L’attuale decisione dell’esecutivo è stata subito aspramente contestata dalle associazioni dei consumatori, che lo accusano di rinunciare a un intervento fondamentale sui prezzi di beni di assoluta necessità per le donne e la famiglia. In Parlamento, la premier Giorgia Meloni ha risposto alle prime proteste, affermando che “quando le cose non funzionano, non si rinnovano”. Vero, come spiega Massimiliano Dona, presidente dell’Unione nazionale consumatori, riportato da diverse testate nazionali, tra cui il Corriere della Sera: “Il provvedimento è stato un flop, visto che i commercianti non hanno traslato la riduzione dell’Iva sul prezzo finale. Ma il rialzo dell’Iva non farà che aumentare ancora di più i prezzi”.
Ovviamente, le critiche più aspre arrivano dall’opposizione. “Dopo aver cancellato definitivamente opzione donna, il governo Meloni raddoppia l’Iva per assorbenti e coppette mestruali. Idem per pannolini e latte in polvere. Ecco come finanziano i condoni agli evasori: sulla pelle di donne e famiglie. Alla faccia della prima donna premier”, scrive su X (ex Twitter), il deputato del Pd Alessandro Zan. O ancora, Marco Furfaro, sempre Pd: “Tanta insopportabile retorica sulla famiglia e su ‘io sono una donna’ per poi punire e fare cassa su donne e bambini”.
Indipendentemente dallo schieramento politico, il raddoppio dell’Iva su questi prodotti non appare come un segnale positivo. Specie in uno scenario in cui, secondo l’ultimo Osservatorio mensile di Findomestic, le famiglie percepiscono un aumento del 15% delle spese per i figli rispetto a un anno fa. Le motivazioni di natura economica incidono anche sulla scelta di avere o meno figli: tra chi non ne ha, 4 su 10 non hanno intenzione di averne in futuro.

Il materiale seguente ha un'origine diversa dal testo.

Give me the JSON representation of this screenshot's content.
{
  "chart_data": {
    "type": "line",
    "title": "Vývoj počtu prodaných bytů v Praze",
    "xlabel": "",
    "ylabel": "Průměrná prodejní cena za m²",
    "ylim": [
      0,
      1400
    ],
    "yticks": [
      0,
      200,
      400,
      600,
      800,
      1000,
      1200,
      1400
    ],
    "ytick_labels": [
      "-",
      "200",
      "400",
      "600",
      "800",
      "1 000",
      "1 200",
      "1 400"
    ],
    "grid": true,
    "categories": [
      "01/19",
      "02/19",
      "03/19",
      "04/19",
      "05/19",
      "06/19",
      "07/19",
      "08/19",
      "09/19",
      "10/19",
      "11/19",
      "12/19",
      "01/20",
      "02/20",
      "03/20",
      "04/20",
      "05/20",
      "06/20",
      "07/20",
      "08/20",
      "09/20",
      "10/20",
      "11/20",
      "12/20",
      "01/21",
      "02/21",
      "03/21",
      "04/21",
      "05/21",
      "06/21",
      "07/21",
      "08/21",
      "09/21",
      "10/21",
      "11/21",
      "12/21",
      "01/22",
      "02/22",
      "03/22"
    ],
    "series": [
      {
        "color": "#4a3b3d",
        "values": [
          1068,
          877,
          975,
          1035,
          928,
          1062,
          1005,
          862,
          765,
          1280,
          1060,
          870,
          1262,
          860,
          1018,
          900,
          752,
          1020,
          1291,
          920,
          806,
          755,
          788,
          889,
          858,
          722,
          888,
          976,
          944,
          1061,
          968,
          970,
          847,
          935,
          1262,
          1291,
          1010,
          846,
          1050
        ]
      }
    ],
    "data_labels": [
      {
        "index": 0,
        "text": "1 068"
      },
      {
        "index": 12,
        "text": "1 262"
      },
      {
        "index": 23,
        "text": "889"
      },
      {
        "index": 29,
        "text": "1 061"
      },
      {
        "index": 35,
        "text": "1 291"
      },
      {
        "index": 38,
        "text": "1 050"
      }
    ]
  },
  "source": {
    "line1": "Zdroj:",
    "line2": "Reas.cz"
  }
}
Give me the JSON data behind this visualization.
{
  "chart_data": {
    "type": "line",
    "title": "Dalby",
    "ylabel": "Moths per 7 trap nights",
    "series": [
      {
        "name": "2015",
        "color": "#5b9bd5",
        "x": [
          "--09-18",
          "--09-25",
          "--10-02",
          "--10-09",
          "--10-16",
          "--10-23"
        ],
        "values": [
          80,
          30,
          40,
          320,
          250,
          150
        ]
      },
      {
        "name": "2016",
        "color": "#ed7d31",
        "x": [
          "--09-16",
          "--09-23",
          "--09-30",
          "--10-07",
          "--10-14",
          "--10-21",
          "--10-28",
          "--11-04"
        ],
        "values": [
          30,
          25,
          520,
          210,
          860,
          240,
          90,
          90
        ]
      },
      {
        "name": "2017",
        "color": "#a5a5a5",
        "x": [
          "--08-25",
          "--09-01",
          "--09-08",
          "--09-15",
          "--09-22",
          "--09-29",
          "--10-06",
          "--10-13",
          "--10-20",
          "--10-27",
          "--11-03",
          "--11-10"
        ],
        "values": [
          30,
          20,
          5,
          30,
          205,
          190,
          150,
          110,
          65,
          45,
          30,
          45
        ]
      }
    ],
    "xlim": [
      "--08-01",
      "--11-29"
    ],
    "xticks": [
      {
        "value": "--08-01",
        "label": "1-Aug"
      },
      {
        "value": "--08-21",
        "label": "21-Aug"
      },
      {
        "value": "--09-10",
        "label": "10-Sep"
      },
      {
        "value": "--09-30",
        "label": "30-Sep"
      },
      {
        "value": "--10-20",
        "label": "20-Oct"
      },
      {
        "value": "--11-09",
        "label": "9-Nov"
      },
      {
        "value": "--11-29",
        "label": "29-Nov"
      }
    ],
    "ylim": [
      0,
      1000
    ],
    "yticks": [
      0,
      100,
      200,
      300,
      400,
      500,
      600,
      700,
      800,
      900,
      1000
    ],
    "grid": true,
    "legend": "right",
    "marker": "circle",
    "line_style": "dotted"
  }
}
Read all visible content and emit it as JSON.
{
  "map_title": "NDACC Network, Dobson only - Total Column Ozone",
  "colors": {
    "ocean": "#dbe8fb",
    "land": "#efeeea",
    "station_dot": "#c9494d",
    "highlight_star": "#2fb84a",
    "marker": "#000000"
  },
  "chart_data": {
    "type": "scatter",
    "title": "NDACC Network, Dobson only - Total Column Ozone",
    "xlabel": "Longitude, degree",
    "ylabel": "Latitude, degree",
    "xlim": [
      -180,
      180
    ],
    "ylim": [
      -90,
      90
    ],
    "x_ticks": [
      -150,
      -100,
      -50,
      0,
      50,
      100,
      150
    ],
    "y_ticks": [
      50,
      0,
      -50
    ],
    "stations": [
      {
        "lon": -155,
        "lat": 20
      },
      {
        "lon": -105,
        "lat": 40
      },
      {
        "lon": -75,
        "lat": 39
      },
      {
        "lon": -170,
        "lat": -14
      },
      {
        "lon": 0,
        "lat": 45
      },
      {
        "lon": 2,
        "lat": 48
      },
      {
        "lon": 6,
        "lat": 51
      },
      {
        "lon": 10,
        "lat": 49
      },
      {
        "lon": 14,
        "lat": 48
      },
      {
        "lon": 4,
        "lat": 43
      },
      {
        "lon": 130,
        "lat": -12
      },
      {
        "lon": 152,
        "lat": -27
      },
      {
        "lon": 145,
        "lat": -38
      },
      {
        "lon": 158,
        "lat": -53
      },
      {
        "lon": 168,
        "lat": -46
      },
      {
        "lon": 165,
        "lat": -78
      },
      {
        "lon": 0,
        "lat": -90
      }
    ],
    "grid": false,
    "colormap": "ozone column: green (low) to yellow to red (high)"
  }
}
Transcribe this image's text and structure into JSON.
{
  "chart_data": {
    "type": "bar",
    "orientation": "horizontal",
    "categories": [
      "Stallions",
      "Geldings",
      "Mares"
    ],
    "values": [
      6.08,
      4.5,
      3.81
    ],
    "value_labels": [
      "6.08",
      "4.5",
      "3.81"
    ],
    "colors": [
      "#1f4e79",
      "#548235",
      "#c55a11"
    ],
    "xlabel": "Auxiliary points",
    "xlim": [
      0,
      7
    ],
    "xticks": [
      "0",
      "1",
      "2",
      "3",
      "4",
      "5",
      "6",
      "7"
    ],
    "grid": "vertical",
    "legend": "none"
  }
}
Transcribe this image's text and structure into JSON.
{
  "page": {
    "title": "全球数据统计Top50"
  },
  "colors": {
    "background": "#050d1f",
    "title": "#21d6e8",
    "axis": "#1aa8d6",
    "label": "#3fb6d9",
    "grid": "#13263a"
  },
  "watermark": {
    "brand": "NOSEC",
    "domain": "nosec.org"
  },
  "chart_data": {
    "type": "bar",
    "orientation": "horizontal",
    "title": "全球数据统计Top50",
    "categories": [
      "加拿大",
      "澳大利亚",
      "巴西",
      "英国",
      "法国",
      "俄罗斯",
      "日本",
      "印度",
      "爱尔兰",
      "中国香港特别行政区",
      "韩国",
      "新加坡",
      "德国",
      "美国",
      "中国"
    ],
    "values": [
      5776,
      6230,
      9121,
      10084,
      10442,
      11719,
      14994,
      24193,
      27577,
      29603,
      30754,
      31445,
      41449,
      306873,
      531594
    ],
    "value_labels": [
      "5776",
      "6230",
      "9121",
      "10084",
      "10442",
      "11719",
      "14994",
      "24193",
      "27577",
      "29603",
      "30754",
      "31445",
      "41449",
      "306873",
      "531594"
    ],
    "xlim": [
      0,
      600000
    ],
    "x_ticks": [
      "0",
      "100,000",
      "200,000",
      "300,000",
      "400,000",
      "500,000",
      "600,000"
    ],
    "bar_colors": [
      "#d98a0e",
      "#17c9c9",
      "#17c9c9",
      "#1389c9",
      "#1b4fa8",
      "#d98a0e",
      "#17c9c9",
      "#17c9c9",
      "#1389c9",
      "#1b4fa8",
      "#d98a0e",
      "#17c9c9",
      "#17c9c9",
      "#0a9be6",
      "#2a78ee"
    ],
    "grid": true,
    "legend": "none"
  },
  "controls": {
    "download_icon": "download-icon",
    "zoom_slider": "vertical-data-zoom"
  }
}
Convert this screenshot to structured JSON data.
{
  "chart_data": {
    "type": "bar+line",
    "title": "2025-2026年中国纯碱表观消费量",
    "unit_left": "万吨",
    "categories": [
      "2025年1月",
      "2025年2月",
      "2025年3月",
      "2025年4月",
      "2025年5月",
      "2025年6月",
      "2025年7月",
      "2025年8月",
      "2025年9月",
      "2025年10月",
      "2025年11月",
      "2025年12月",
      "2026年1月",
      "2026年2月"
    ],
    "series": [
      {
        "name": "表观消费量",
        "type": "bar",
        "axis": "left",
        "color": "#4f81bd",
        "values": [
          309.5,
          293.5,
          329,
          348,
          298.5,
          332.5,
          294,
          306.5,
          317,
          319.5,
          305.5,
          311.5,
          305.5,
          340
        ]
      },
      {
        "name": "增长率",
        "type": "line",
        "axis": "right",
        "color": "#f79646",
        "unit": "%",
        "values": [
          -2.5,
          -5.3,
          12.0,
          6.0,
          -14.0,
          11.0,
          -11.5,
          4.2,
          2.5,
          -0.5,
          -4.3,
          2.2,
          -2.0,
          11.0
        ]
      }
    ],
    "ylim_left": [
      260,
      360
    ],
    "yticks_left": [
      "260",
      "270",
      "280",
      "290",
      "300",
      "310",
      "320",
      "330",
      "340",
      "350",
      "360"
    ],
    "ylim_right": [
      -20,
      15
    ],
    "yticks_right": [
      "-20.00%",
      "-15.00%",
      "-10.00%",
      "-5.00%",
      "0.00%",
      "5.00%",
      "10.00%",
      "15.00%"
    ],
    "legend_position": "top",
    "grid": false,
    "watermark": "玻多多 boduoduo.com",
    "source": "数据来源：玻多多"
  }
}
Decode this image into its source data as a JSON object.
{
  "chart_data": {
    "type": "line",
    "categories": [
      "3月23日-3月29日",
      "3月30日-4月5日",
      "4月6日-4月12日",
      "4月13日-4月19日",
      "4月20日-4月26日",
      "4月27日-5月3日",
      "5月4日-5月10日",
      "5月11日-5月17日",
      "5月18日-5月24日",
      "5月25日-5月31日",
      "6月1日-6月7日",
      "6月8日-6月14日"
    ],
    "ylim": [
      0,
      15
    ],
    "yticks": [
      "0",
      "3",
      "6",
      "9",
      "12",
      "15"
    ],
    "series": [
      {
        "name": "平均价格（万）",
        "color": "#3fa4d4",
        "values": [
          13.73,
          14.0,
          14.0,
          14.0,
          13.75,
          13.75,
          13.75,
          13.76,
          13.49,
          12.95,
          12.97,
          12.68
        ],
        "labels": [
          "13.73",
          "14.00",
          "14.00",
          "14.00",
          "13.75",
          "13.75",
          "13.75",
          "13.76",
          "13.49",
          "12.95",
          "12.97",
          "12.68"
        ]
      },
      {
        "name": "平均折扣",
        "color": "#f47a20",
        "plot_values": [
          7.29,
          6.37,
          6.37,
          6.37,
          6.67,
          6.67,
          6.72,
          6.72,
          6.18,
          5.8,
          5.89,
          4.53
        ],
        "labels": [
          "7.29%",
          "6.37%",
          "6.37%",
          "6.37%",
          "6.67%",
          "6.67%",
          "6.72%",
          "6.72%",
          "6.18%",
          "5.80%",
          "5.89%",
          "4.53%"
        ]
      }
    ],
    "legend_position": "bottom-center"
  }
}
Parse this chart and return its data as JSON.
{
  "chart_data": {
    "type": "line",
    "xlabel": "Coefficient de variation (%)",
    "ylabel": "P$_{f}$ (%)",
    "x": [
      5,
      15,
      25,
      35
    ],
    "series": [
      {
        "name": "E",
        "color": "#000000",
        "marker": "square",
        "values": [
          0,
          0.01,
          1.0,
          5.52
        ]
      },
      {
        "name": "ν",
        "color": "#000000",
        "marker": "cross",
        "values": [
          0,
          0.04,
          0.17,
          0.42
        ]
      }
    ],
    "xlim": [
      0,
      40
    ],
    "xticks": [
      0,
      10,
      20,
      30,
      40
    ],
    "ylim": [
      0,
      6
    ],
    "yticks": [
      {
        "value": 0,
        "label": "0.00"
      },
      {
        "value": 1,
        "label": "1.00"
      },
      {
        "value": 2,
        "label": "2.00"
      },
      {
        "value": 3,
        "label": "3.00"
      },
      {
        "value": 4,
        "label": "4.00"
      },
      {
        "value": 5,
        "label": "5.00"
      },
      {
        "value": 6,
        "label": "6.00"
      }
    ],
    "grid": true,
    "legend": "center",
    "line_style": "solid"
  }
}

“Si tratta di una brutta notizia per un Paese in cui la natalità è un grave problema per il futuro”, ha commentato Anna Rea, presidente di Adoc (Associazione nazionale per la difesa e l’orientamento dei consumatori). “In un quadro economico per le famiglie già disastrato dal caro vita, crescere i figli costa. Solo per l’acquisto dei pannolini, le famiglie spendono mediamente 726 euro l’anno a figlio; per gli alimenti per bambini si sono registrati nel corso del 2023 aumenti del 15,2%. Il tema non è portare dal 5% al 10% l’Iva su tali prodotti perché i prezzi non sono diminuiti, anzi sono aumentati, dato che la maggior parte dei commercianti non ha ridotto i listini al pubblico. La ragione va ricercata nella speculazione e nella mancanza di controllo dei prezzi”.